Usa 2016, il discorso di Hillary Clinton dopo la sconfitta

11 Novembre, 2016, 08:53 | Autore: Minervina Schirripa
  • Trump verso la vittoria Shock tra i fan di Clinton

Con questo il rivale di Hillary Clinton ha cavalcato "un atteggiamento americano da sempre un po' ritroso a sostenere gli interessi altrui", se percepiti a discapito dei propri. "Una donna che pure ha ricoperto molti ruoli importanti per gli Stati Uniti". Questi paesi, da cui un tempo l'Italia acquistava anche del prodotto, hanno dominato il mercato statunitense inquinando anche il nostro (alzando i prezzi allineandoli a quelli che ottenevano oltreoceano). "Ha lavorato sodo e le dobbiamo una grande gratitudine". Fra questi Scott Baio, Stephen Baldwin e l'attrice Kirstie Alley che ha confessato di sentirsi estasiata per la notizia.

"Con il mondo cercheremo alleanze, non conflitti".

Il risultato elettorale della notte aveva spiazzato talmente tanto il quartier generale democratico di New York, che la stessa Clinton aveva deciso di non parlare nelle ore immediatamente successive allo spoglio nonostante avesse concesso la vittoria a Donald Trump per telefono.
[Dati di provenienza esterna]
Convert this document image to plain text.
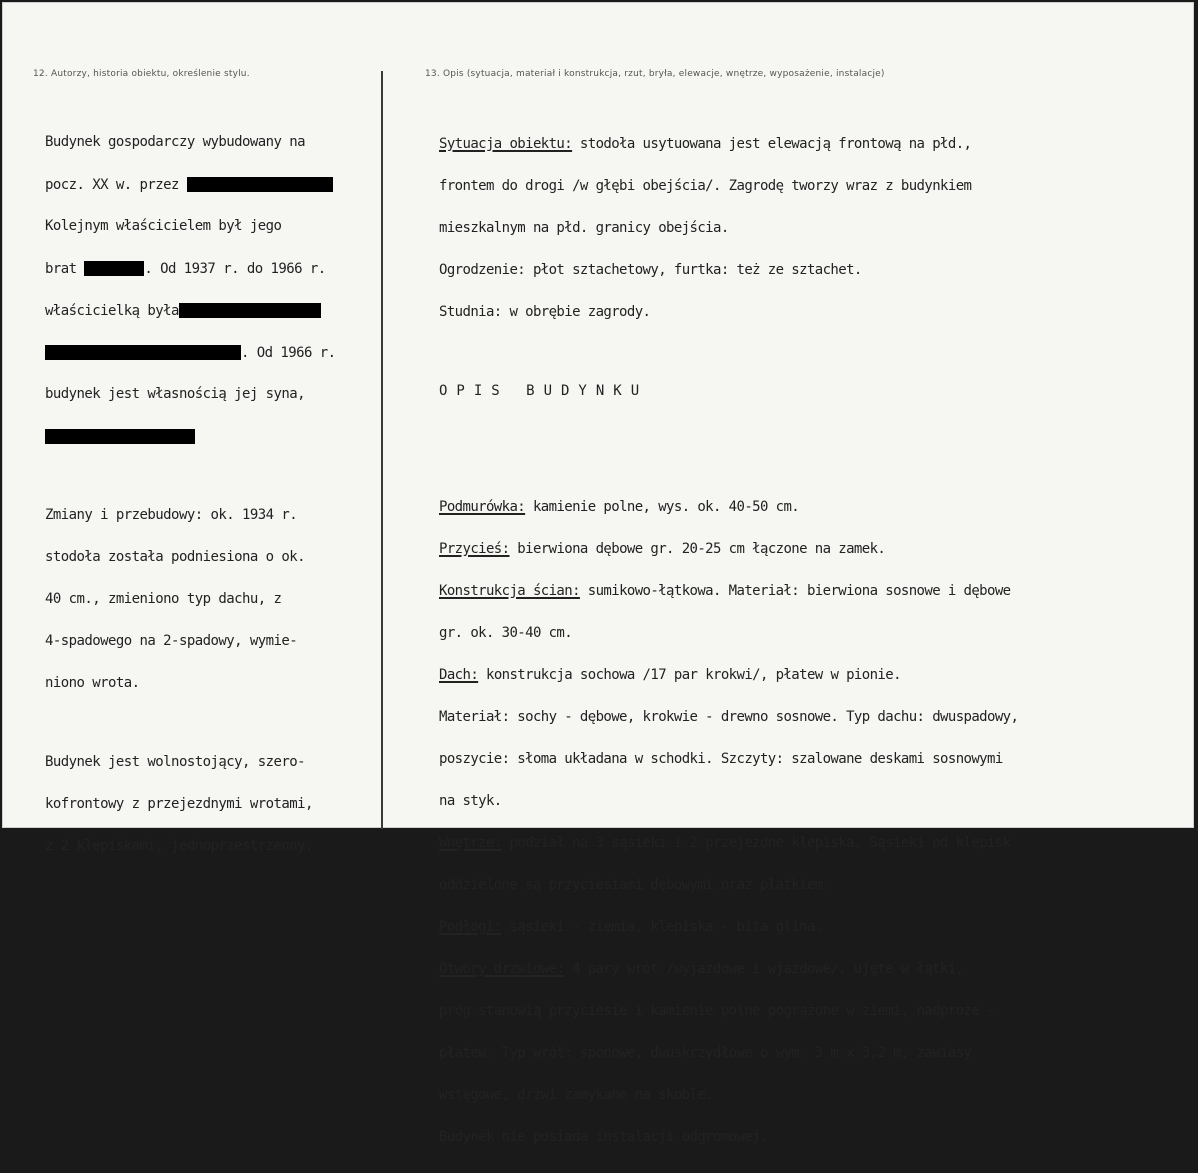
12. Autorzy, historia obiektu, określenie stylu.	13. Opis (sytuacja, materiał i konstrukcja, rzut, bryła, elewacje, wnętrze, wyposażenie, instalacje)

Budynek gospodarczy wybudowany na

pocz. XX w. przez

Kolejnym właścicielem był jego

brat	. Od 1937 r. do 1966 r.

właścicielką była

. Od 1966 r.

budynek jest własnością jej syna,

Zmiany i przebudowy: ok. 1934 r.

stodoła została podniesiona o ok.

40 cm., zmieniono typ dachu, z

4-spadowego na 2-spadowy, wymie-

niono wrota.

Budynek jest wolnostojący, szero-

kofrontowy z przejezdnymi wrotami,

z 2 klepiskami, jednoprzestrzenny.

Sytuacja obiektu: stodoła usytuowana jest elewacją frontową na płd.,

frontem do drogi /w głębi obejścia/. Zagrodę tworzy wraz z budynkiem

mieszkalnym na płd. granicy obejścia.

Ogrodzenie: płot sztachetowy, furtka: też ze sztachet.

Studnia: w obrębie zagrody.

OPIS BUDYNKU

Podmurówka: kamienie polne, wys. ok. 40-50 cm.

Przycieś: bierwiona dębowe gr. 20-25 cm łączone na zamek.

Konstrukcja ścian: sumikowo-łątkowa. Materiał: bierwiona sosnowe i dębowe

gr. ok. 30-40 cm.

Dach: konstrukcja sochowa /17 par krokwi/, płatew w pionie.

Materiał: sochy - dębowe, krokwie - drewno sosnowe. Typ dachu: dwuspadowy,

poszycie: słoma układana w schodki. Szczyty: szalowane deskami sosnowymi

na styk.

Wnętrze: podział na 3 sąsieki i 2 przejezdne klepiska. Sąsieki od klepisk

oddzielone są przyciesiami dębowymi oraz płatkiem.

Podłogi: sąsieki - ziemia, klepiska - bita glina.

Otwory drzwiowe: 4 pary wrót /wyjazdowe i wjazdowe/, ujęte w łątki,

próg stanowią przyciesie i kamienie polne pogrążone w ziemi, nadproże -

płatew. Typ wrót: sponowe, dwuskrzydłowe o wym. 3 m x 3,2 m, zawiasy

wstęgowe, drzwi zamykane na skoble.

Budynek nie posiada instalacji odgromowej.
Mi metterò subito al lavoro per il popolo americano. Le enclavi blu (che è il colore dei democratici) sono raggruppate intorno alle grandi città dove il livello di educazione è più elevato, non c'è niente da fare. Inoltre Trump non viene dalla classe piccolo borghese, c'è chi addirittura sostiene che ha più o meno lo stesso patrimonio del padre. 0,10% ma molto meglio han fatto Londra + 1%, Parigi e Francoforte che han guadagnato 1 punto e mezzo. Ha perso una donna.

Fin qui i fatti. Durante la campagna elettorale in molti avevano sospeso i loro investimenti nelle azioni del settore, perché nel caso di una vittoria di Clinton non ci sarebbero stati probabilmente molti vantaggi per le assicurazioni. Balzo della Borsa di Mosca che, sulla scia del sostegno di Putin a Trump ha guadagnato il 2 e 22%.

D'Alimonte, che è stato uno dei principali artefici dell'attuale legge per la Camera o Italicum con premio di maggioranza e doppio turno, si sente di escludere la prima ipotesi. Lo slogan di Trump: America first, in realtà diventa America alone. È un voto dei forconi, un'insurrezione. Quella è l'America e quelli sono gli americani.

Si tratta di uscire dal seminato della tradizione adottando provvedimenti radicali come chiudere il fiume di denaro che va in accoglienza (e nelle tasche di speculatori) e aprirne uno altrettanto corposo in assistenza e formazione ai lavoratori nonché in sostegno a iniziative produttive.

Per due motivi: il primo è che, come ha spiegato in una sua recente intervista il semiologo Noam Chomsky, "nell'attuale, crescente cultura della superficialità si esprimono opinioni senza capacità di sviluppare un ragionamento". Mi dispiace che non abbiamo vinto.

A tutto ciò si aggiunge la personale antipatia di Hillary e il pregiudizio familista: immaginate una candidatura della moglie di Berlusconi o, peggio, di Prodi e il rifiuto che avrebbe suscitato.

Donald Trump sarà il nostro presidente, e in obbligo verso la costituzione, rispettiamo una pacifica transizione del potere.

"In inglese, la parola "trump" significa "la carta vincente", quella che vince su tutte le altre". "Ricordate che la nostra campagna ha riguardato il Paese e la costruzione di un'America che includa tutti". Se il progetto fosse isolazionista, altre responsabilità ricadrebbero sulle spalle dell'esitante e conigliesca Europa, cioè, soprattutto, sulla Germania, post-nazista ma non ancora pienamente europea (in senso comunitario).